Wednesday, March 28, 2012

If it is so obvious that Obamacare is doomed, why do they bother with a third day of hearings?

I first started reading Slate when I was in law school.  I don't recall how I found out about it, but the feature that caught my attention was "Supreme Court Dispatches."  The dispatches were a weekly feature that would provide a report on what happened at the Supreme Court oral argument that  week.  Eventually, the dispatches stopped coming out every week and now only come out on well-publicized cases.

I thought about the Supreme Court Dispatches yesterday when the various media reports came out about how Obamacare is doomed based on yesterday's oral argument.  For example, CNN legal analyst Jeffrey Toobin says that the individual mandate is "doomed" based on how the oral argument went.  Ezra Klien of the Washington Post suggested that the apparently inevitable striking down of Obamacare might not have happened if Justice Kagen was still Solicitor General.

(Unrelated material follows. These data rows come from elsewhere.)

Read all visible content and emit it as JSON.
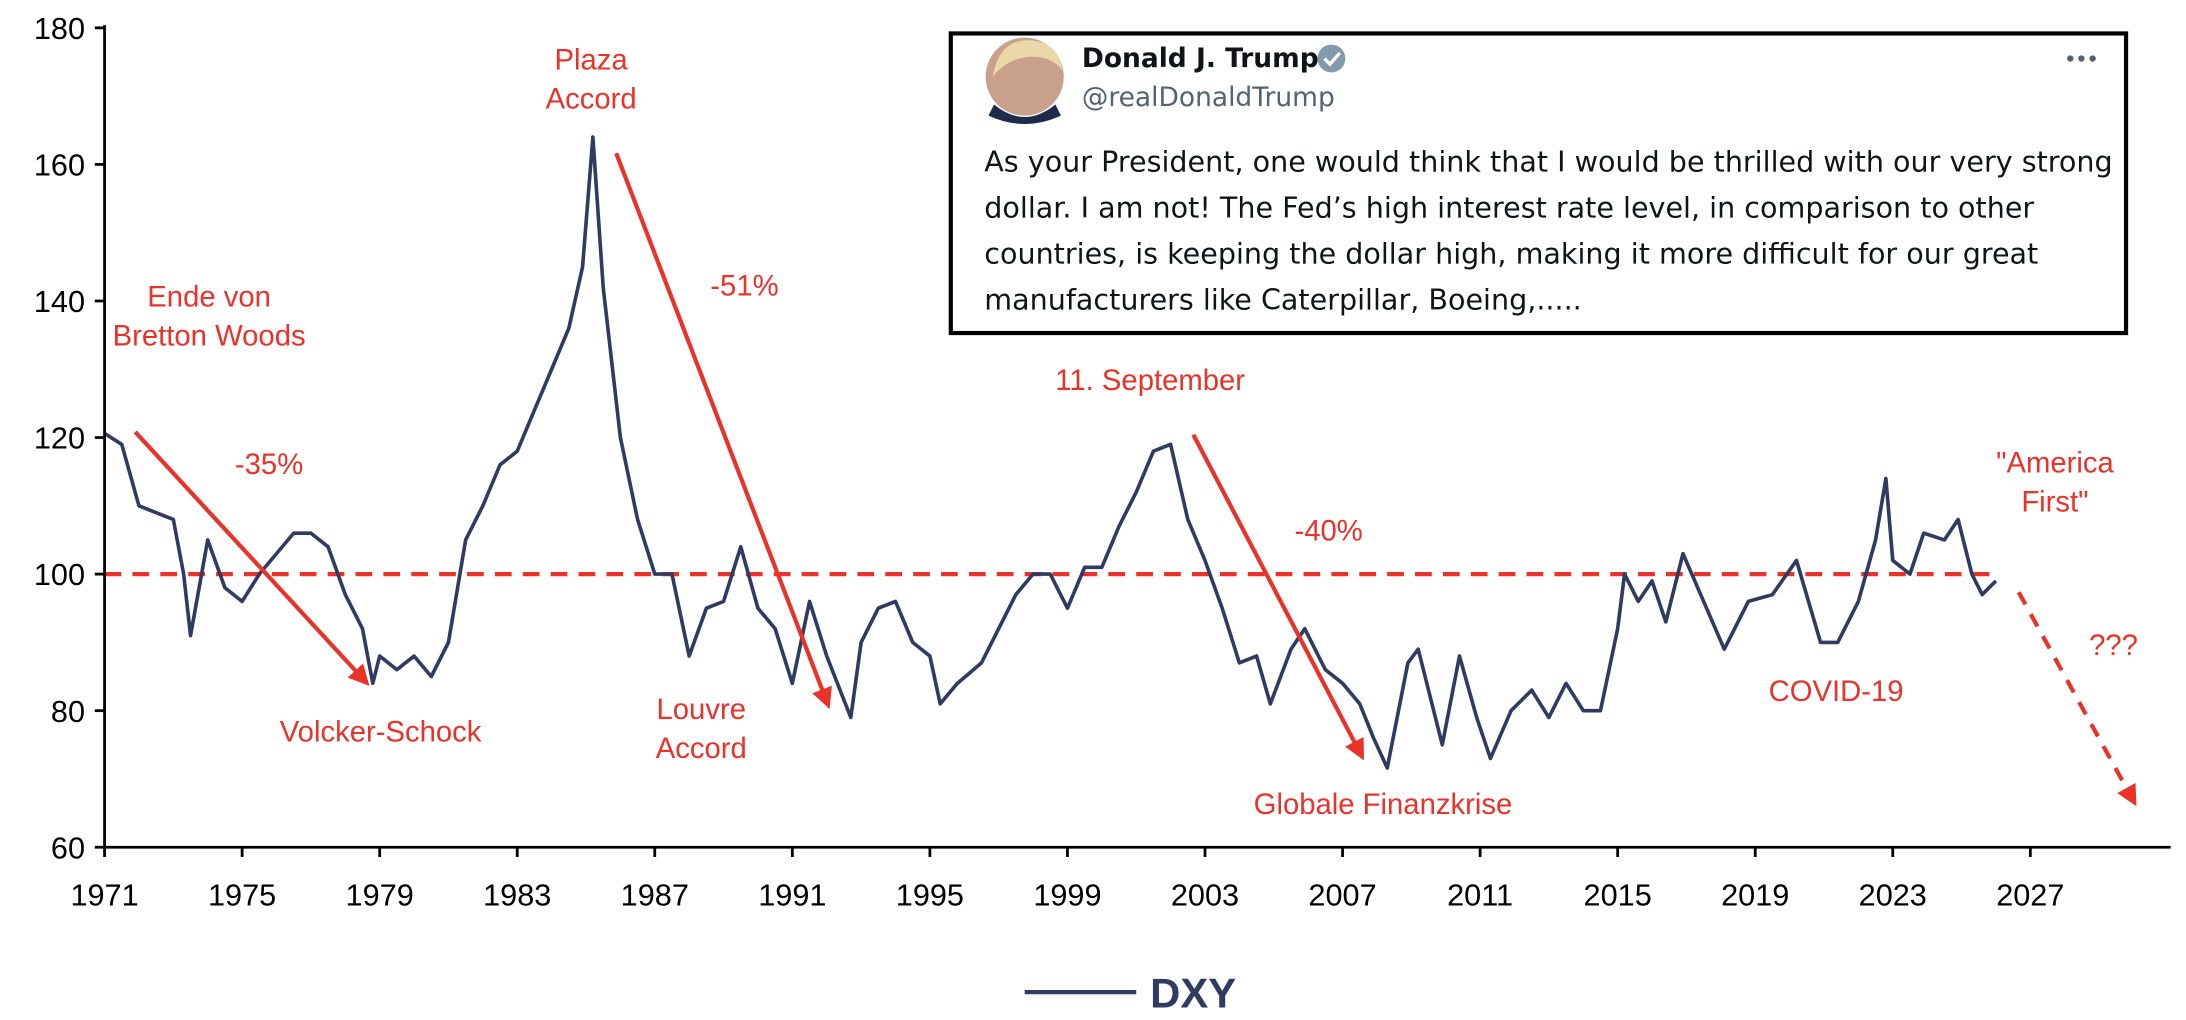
{
  "chart_data": {
    "type": "line",
    "x": [
      1971.0,
      1971.5,
      1972.0,
      1972.5,
      1973.0,
      1973.3,
      1973.5,
      1974.0,
      1974.5,
      1975.0,
      1975.5,
      1976.0,
      1976.5,
      1977.0,
      1977.5,
      1978.0,
      1978.5,
      1978.8,
      1979.0,
      1979.5,
      1980.0,
      1980.5,
      1981.0,
      1981.5,
      1982.0,
      1982.5,
      1983.0,
      1983.5,
      1984.0,
      1984.5,
      1984.9,
      1985.2,
      1985.5,
      1986.0,
      1986.5,
      1987.0,
      1987.5,
      1988.0,
      1988.5,
      1989.0,
      1989.5,
      1990.0,
      1990.5,
      1991.0,
      1991.5,
      1992.0,
      1992.7,
      1993.0,
      1993.5,
      1994.0,
      1994.5,
      1995.0,
      1995.3,
      1995.8,
      1996.5,
      1997.0,
      1997.5,
      1998.0,
      1998.5,
      1999.0,
      1999.5,
      2000.0,
      2000.5,
      2001.0,
      2001.5,
      2002.0,
      2002.5,
      2003.0,
      2003.5,
      2004.0,
      2004.5,
      2004.9,
      2005.5,
      2005.9,
      2006.5,
      2007.0,
      2007.5,
      2007.9,
      2008.3,
      2008.9,
      2009.2,
      2009.9,
      2010.4,
      2010.9,
      2011.3,
      2011.9,
      2012.5,
      2013.0,
      2013.5,
      2014.0,
      2014.5,
      2015.0,
      2015.2,
      2015.6,
      2016.0,
      2016.4,
      2016.9,
      2017.5,
      2018.1,
      2018.8,
      2019.5,
      2020.2,
      2020.9,
      2021.4,
      2022.0,
      2022.5,
      2022.8,
      2023.0,
      2023.5,
      2023.9,
      2024.5,
      2024.9,
      2025.3,
      2025.6,
      2026.0
    ],
    "series": [
      {
        "name": "DXY",
        "color": "#2f3b61",
        "values": [
          120.6,
          119,
          110,
          109,
          108,
          100,
          91,
          105,
          98,
          96,
          100,
          103,
          106,
          106,
          104,
          97,
          92,
          84,
          88,
          86,
          88,
          85,
          90,
          105,
          110,
          116,
          118,
          124,
          130,
          136,
          145,
          164,
          142,
          120,
          108,
          100,
          100,
          88,
          95,
          96,
          104,
          95,
          92,
          84,
          96,
          88,
          79,
          90,
          95,
          96,
          90,
          88,
          81,
          84,
          87,
          92,
          97,
          100,
          100,
          95,
          101,
          101,
          107,
          112,
          118,
          119,
          108,
          102,
          95,
          87,
          88,
          81,
          89,
          92,
          86,
          84,
          81,
          76,
          71.6,
          87,
          89,
          75,
          88,
          79,
          73,
          80,
          83,
          79,
          84,
          80,
          80,
          92,
          100,
          96,
          99,
          93,
          103,
          96,
          89,
          96,
          97,
          102,
          90,
          90,
          96,
          105,
          114,
          102,
          100,
          106,
          105,
          108,
          100,
          97,
          99
        ]
      }
    ],
    "xlim": [
      1971,
      2031
    ],
    "ylim": [
      60,
      180
    ],
    "xticks": [
      1971,
      1975,
      1979,
      1983,
      1987,
      1991,
      1995,
      1999,
      2003,
      2007,
      2011,
      2015,
      2019,
      2023,
      2027
    ],
    "yticks": [
      60,
      80,
      100,
      120,
      140,
      160,
      180
    ],
    "reference_line": 100,
    "reference_color": "#e8322a",
    "legend": "bottom",
    "annotation_color": "#e8322a",
    "annotations": [
      [
        "Ende von",
        "Bretton Woods"
      ],
      [
        "-35%"
      ],
      [
        "Volcker-Schock"
      ],
      [
        "Plaza",
        "Accord"
      ],
      [
        "-51%"
      ],
      [
        "Louvre",
        "Accord"
      ],
      [
        "11. September"
      ],
      [
        "-40%"
      ],
      [
        "Globale Finanzkrise"
      ],
      [
        "\"America",
        "First\""
      ],
      [
        "???"
      ],
      [
        "COVID-19"
      ]
    ]
  },
  "tweet": {
    "name": "Donald J. Trump",
    "handle": "@realDonaldTrump",
    "text": "As your President, one would think that I would be thrilled with our very strong dollar. I am not! The Fed’s high interest rate level, in comparison to other countries, is keeping the dollar high, making it more difficult for our great manufacturers like Caterpillar, Boeing,....."
  }
}
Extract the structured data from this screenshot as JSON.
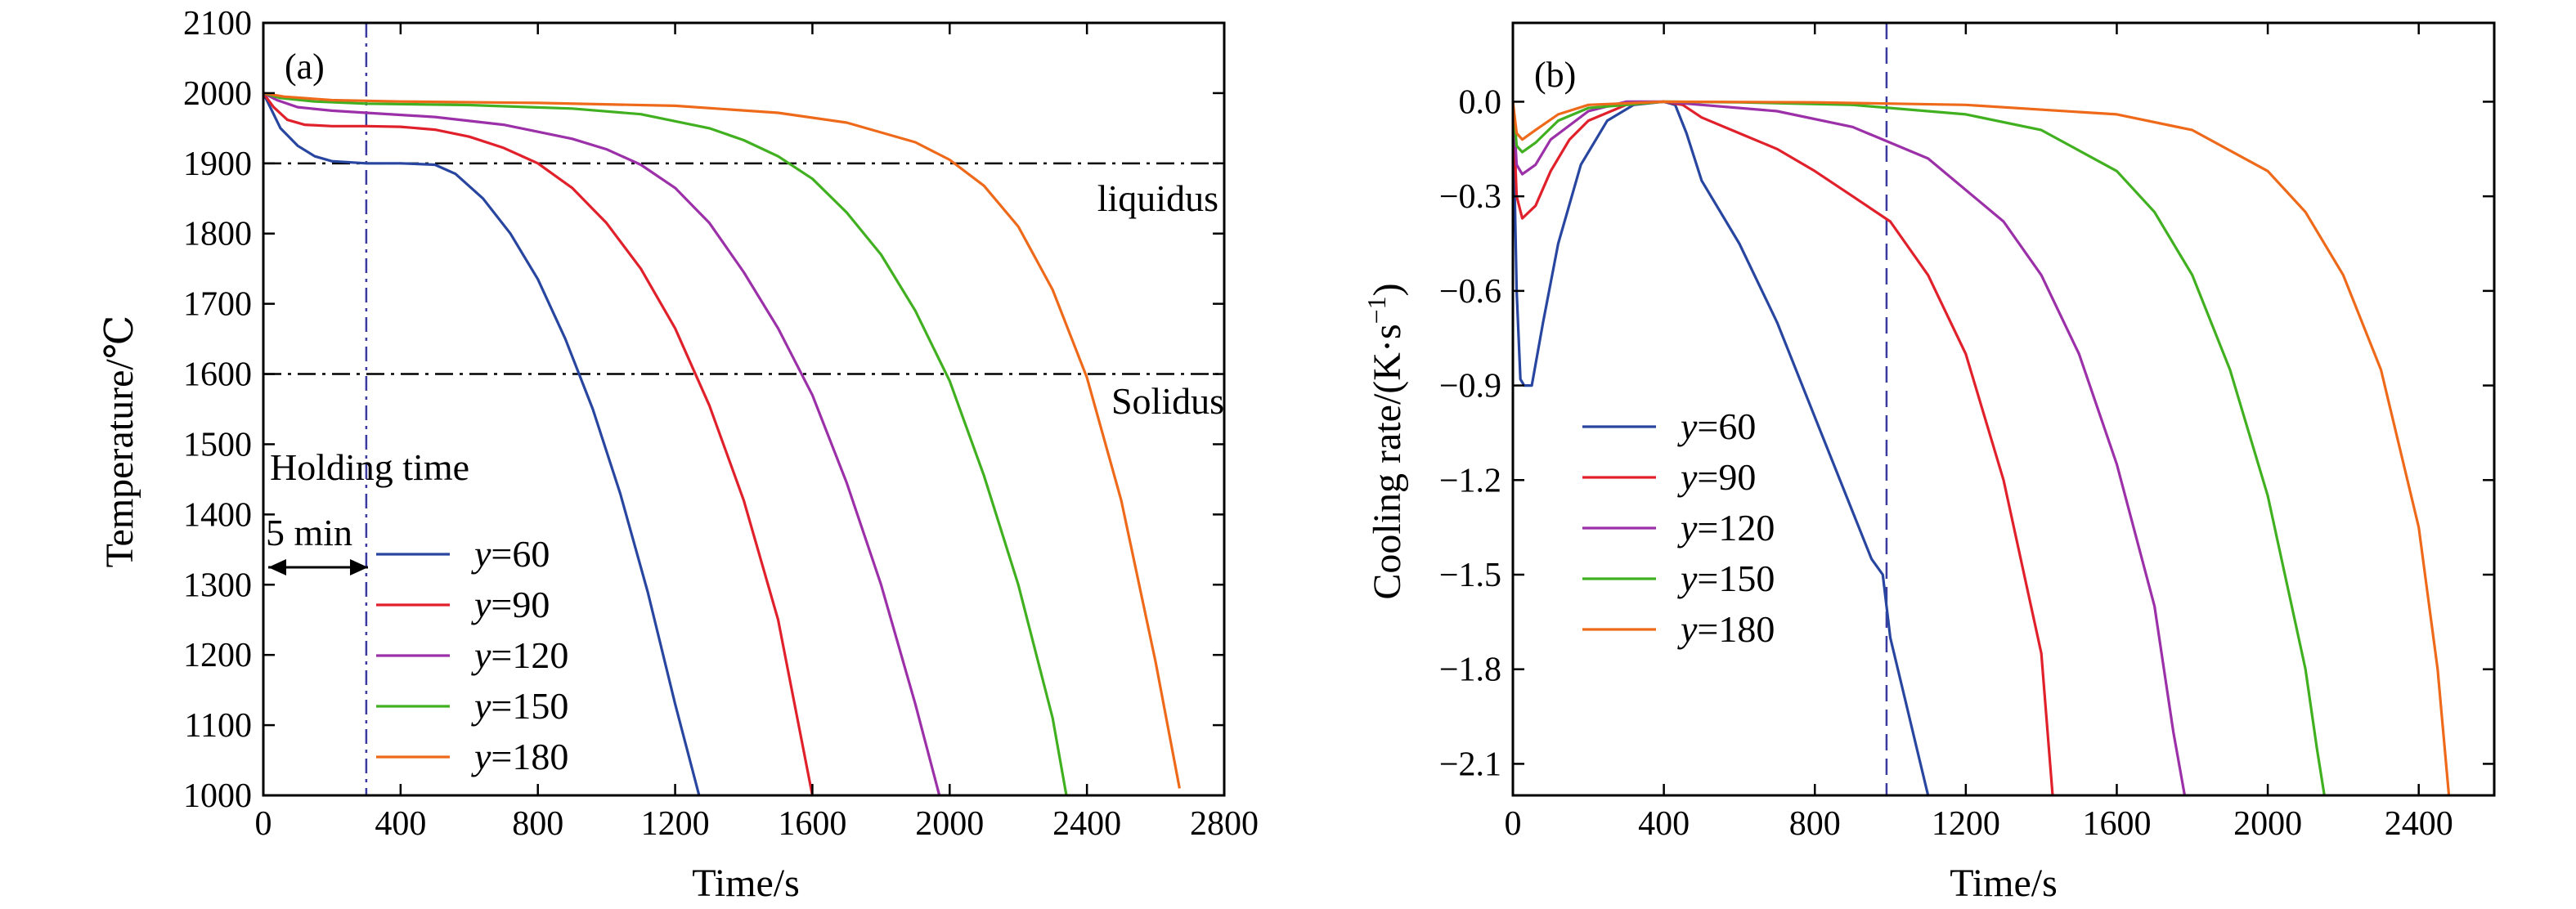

Predicting how the Supreme Court would rule based on oral argument was a frequent part of the Supreme Court Dispatches.  It was also frequently wrong.  For example, when reporting on Fitzgerald v. Barnstable School Committee et. al., Dahlia Lithwick predicts that the poor kindergartner who was sexually harassed on a school bus is going to lose.  Then the opinion came out and the student won in a unanimous opinion.  Ms. Lithwick's colleague, Emily Bazelon, wrote a piece predicting that the employee in CBOCS West, Inc., v. Humpries, would lose his retaliation claim because the Supreme Court's "right flank could use this case not only to block suits for retaliation like Humphries', but also to set the stage to make it ever harder to sue for discrimination under other laws."  The Supreme Court ruled 7-2 in the employee's favor.  Ms. Lithwick predicted that the "the most business-friendly Supreme Court in decades" would rule for big business in Wyeth v. Levine.  Instead, big business lost a 6-3 decisionMs. Lithwick also predicted that historians would use the case of Safford Unified School District #1 v. Redding as an example of  "not getting it" because the oral argument so badly for the student who was subjected to a strip search because she brought prescription-strength ibuprofen to school.  The student won a 8-1 decision.

The point of this post isn't that Ms. Lithwick, Mr. Toobin, and Ms. Bazelon are terrible at predicting what the Supreme Court will do (at least that is not the intended point).  Instead, my point is that it is silly to try to predict how a case will come out based on oral argument and people should ignore any predictions based on oral argument.  All oral argument does is demonstrate that some of the justices like to watch lawyers respond to tough questions (and make jokes).  Fans of Obamacare (the statute, not the word) should not despair that the law will be struck down and foes of Obamacare should not be too encouraged by the fact that the Solicitor General faced some tough questions.  I am biased, but I still think the best prediction on the outcome of the case was made almost two years ago.

2 comments:

  1. I guess one answer to your question in the title of this post is: they had a third day of argument to figure out what happens when they strike down the law.

    ReplyDelete
  2. Jeffrey Toobin agrees with you. Or, at least I assume he does.